Lei arricciò le labbra e si fece pensierosa, come se fosse indecisa su come dirmi qualcosa -non è per caso che il tuo umore c'entri qualcosa con il fatto che, alla fine, Luca non sia venuto con te e che c'entri pure con Federico Chiesa?-

Feci spallucce sentendo la sua domanda, ma poi spalancai gli occhi rendendomi conto bene di ciò che aveva detto. Io non avevo mai parlato a nessuno della mia famiglia di Federico. -E tu come lo sai?- mi misi a sedere e la osservai ciondolare su un piede, ancora accanto alla porta

-Venere, è qua fuori.-

Mi paralizzai all'istante, poi mi convinsi di aver capito male... Doveva per forza essere così -Oddio, per un momento pensavo che avessi detto che Chiesa è qua- ridacchiai, ma appena mi resi conto che lei non accennava nemmeno a sorridere smisi di colpo -Io...-

Mi interruppe alzando una mano e iniziò a parlare al mio posto, dandomi uno dei suoi consigli. Mia sorella aveva sempre un consiglio da dispensare a chiunque. Altro che legge, avrebbe dovuto studiare psicologia. -Non so nulla di questa storia, immagino ti abbia fatto qualcosa di poco bello vedendo la tua reazione, ma se è venuto fin qua, sicuramente ha capito i suoi errori e sicuramente tiene a te.-

Sbuffai frustrata e desiderai ardentemente schiaffeggiare Chiesa. Non aveva nessun diritto di andare a casa mia e di far sapere così di noi alla mia famiglia. Lui mi aveva tenuta nascosta e ora lui decideva che tutti potevano saperlo? Era veramente odioso il fatto che dovesse decidere tutto e sempre.

-Mamma l'ha visto?-

Scosse la testa in segno di negazione e mi lasciai scappare un sospiro di sollievo -è andata poco fa a fare una commissione e papà è andato al bar a bere una birra con Carlo. Ci siamo solo io e te.- mi informò, ringraziai il cielo per quello -Che vuoi fare? Lo faccio entrare qua?-

-Ma sei matta?- quasi saltai in aria -Esco io. Non deve assolutamente entrare qua e mamma non lo deve vedere.-

Lei annuì appena e mi alzai velocemente dal letto, per raggiungere Chiesa fuori casa mia. Mi sentivo agitata e nervosa. Davvero non capivo perché avesse fatto tanta strada per venire da me. Era così incoerente il suo comportamento che mi mandava fuori di testa. Mi aveva ferito così tante volte che ogni volta, con lui, mi sembrava di vivere in un déjà-vu.

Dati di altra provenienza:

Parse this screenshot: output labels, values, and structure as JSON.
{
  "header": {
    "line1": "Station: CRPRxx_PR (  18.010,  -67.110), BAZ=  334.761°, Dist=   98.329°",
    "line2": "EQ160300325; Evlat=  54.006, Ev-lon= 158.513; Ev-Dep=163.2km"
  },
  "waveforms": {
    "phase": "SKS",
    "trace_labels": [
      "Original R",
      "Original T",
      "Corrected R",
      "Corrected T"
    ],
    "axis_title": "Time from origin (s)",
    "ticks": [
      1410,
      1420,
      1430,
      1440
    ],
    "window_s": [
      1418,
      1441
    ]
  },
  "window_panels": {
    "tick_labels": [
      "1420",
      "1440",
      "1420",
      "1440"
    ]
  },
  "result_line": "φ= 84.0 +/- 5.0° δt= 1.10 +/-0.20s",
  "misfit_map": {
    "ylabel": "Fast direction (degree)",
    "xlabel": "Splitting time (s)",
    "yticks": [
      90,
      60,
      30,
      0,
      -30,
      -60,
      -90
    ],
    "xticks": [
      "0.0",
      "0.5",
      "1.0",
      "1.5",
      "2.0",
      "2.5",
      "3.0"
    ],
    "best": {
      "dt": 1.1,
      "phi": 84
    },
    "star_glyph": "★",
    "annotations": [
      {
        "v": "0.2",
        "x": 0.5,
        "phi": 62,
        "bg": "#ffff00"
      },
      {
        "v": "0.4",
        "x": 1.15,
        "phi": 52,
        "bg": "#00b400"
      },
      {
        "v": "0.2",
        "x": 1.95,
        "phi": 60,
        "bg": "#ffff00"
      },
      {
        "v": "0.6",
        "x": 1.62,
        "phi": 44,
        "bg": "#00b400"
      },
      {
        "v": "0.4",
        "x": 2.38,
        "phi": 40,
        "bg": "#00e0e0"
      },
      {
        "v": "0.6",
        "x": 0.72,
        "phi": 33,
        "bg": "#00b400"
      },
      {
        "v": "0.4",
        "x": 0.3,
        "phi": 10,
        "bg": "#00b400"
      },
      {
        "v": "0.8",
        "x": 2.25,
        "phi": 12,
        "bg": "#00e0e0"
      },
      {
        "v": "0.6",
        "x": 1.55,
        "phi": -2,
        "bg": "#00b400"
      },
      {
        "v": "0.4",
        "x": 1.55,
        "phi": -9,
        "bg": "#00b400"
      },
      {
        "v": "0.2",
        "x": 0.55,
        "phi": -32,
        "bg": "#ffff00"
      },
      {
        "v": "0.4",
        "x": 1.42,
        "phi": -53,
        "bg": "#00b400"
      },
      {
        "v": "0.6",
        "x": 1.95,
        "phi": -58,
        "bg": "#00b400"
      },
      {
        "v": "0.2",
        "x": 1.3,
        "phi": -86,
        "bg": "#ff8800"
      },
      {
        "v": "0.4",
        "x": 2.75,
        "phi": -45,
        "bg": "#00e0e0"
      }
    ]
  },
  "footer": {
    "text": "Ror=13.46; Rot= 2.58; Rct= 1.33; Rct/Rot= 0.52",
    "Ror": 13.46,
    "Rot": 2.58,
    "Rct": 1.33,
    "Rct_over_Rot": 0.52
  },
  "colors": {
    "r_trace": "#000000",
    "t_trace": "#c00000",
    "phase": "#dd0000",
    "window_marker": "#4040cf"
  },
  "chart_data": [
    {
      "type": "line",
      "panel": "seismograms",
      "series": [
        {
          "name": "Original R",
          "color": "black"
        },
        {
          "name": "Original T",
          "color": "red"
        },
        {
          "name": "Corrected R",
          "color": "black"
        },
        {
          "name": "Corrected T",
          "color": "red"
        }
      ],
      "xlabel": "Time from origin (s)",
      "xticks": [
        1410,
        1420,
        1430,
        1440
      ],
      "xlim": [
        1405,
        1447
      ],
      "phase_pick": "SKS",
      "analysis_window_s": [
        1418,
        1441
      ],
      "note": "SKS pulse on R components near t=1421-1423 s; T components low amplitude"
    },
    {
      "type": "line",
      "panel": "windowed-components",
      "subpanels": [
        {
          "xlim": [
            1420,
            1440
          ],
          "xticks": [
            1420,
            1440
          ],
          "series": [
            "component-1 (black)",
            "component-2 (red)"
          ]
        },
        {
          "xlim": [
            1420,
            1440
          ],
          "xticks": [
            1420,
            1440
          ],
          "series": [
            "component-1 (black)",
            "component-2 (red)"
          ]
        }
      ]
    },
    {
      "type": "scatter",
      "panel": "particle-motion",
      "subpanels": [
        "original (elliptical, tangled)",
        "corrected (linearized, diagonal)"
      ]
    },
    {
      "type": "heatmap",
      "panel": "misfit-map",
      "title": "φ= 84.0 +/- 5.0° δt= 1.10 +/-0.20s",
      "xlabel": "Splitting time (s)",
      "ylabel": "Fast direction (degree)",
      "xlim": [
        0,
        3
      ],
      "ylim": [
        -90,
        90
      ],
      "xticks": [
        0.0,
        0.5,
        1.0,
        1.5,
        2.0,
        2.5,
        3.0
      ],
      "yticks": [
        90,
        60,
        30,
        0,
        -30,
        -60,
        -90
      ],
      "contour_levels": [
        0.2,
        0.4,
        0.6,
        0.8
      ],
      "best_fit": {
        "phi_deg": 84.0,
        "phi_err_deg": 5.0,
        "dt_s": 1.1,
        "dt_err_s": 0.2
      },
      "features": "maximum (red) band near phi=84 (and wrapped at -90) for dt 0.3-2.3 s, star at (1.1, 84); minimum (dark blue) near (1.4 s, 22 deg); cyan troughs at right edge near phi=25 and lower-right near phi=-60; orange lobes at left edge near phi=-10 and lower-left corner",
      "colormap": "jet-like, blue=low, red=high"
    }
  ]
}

Arrivai al portoncino e dovetti prendere un bel respiro profondo e una bella dose di coraggio per avere la forza di aprire. Una volta che lo feci, si girò di scatto sentendo il rumore della porta, visto che era girato di spalle, e sorrise appena, osservandomi.

-Venere, ehi! Sono andato nel tuo appartamento di Torino, ma non mi hai risposto così sono andato al bar dove lavora la tua amica e mi ha detto che non eri ancora tornata da Firenze... Avevo bisogno di vederti- ignorai le sue parole e uscii da casa mia, chiudendo il portoncino, tanto avevo preso con me le chiavi. Non volevo che mia sorella sentisse qualcosa... Le avrei parlato poi io di tutta la storia.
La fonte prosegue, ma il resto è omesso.